Las malas cifras de una Venezuela y de unos venezolanos hechos pedazos no mejoran. Adentro y afuera, estando el país en las manos de quienes está, las estadísticas nacionales se mantienen fúnebres.
Un incendio dentro de un depósito humano para inmigrantes en Ciudad Juárez, México, acaba calcinando a varios venezolanos. Entre las junglas y los caños del Tapón del Darién desaparecen, para nunca más volver, venezolanos que huyen todos los días desesperados por la situación y por el hambre en nuestro país. Un drogadicto xenofóbico lanza su carro a un grupo de venezolanos que se encuentran delante de un refugio de inmigrantes en Texas. Y, lo que ya es habitual, familias enteras se siguen congelando en las veredas heladas de las fronteras entre Bolivia y Chile, tratando de entrar a ese país.
Señores: ¡nos están extinguiendo y pareciera que a muy pocas personas, organizaciones y gobiernos del mundo les interesa!

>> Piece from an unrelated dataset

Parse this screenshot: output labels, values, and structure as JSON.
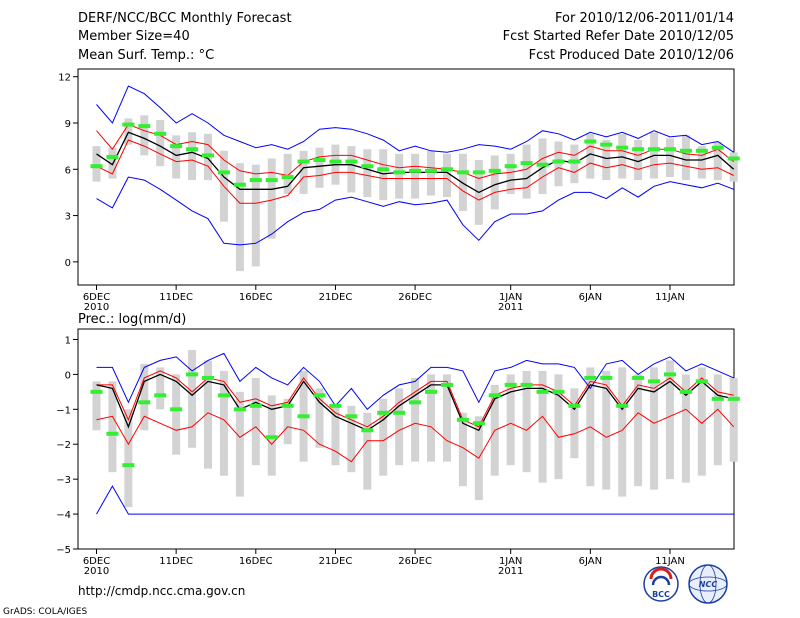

Ya sabemos cómo se pone la Comunidad Europea ante la crisis humanitaria producida por la invasión Rusa sobre Ucrania. No haya dónde meter, con cuál mano socorrer, a los ucranianos que huyen de esa feroz guerra. Además, media Europa regala a Ucrania tanques, municiones, drones y artefactos para que repelan a los rusos.
Igualito ocurrió en los 90 con el exterminio desatado dentro de la ex Yugoeslavia. La OTAN y Europa Occidental en pleno salieron a perseguir a quienes espantaban tanto a los musulmanes como a los bosnios, cubriendo a las víctimas con un paraguas de protección militar increíble. En ese momento Europa le dijo al resto del mundo que no podían permitir otra “solución final nazi”, ni otro holocausto como el de los turcos en contra de los armenios en suelo europeo.
¿Será porque toda esa gente son eslavos, catires, de ojos claros y bien bonitos? ¿O será porque las mujeres de aquellos lados son bellezas de revistas y los bebés de etiqueta de compotas?
Porque en este lado del infierno, Maduro y Diosdado anuncian que están esperando a todos aquellos que se fueron y decidan regresar al país con los brazos abiertos. Porque allá en Venezuela lo que hay es agua, luz eléctrica, internet, comida en abundancia y sueldos y pensiones de 6,50 dólares mensuales para poder llevar una vida “digna y sin sobresaltos”.
El régimen usa a jueces y tribunales para encerrar y torturar disidentes en “tumbas”, la oposición política es de vitrina y pare usted de contar. Lo que ofrece es participar en elecciones fraudulentas para 2024. Mientras Venezuela se derrumba día tras día.
Yo lo tengo claro: quienes desvalijan, atropellan y asesinan a todo nuestro país no son los únicos responsables de este holocausto a cuentagotas. Hay demasiados cómplices del silencio, gobiernos y grandes corporaciones que también tienen mucho, muchísimo que ver con todo el desastre que ocurre en Venezuela y a los venezolanos dentro y fuera de nuestra tierra.
En un planeta de alcahuetes, cómplices e indiferentes a un régimen criminal, que permite y hasta hace burla de la muerte de tantos y tantos inocentes, no puede seguir pasando desapercibido. Toca señalar a todos aquellos que le juegan el juego, por las razones que sean, a los bandidos de Miraflores Y convencer a los venezolanos que la libertad dependerá de Dios y de nosotros mismos.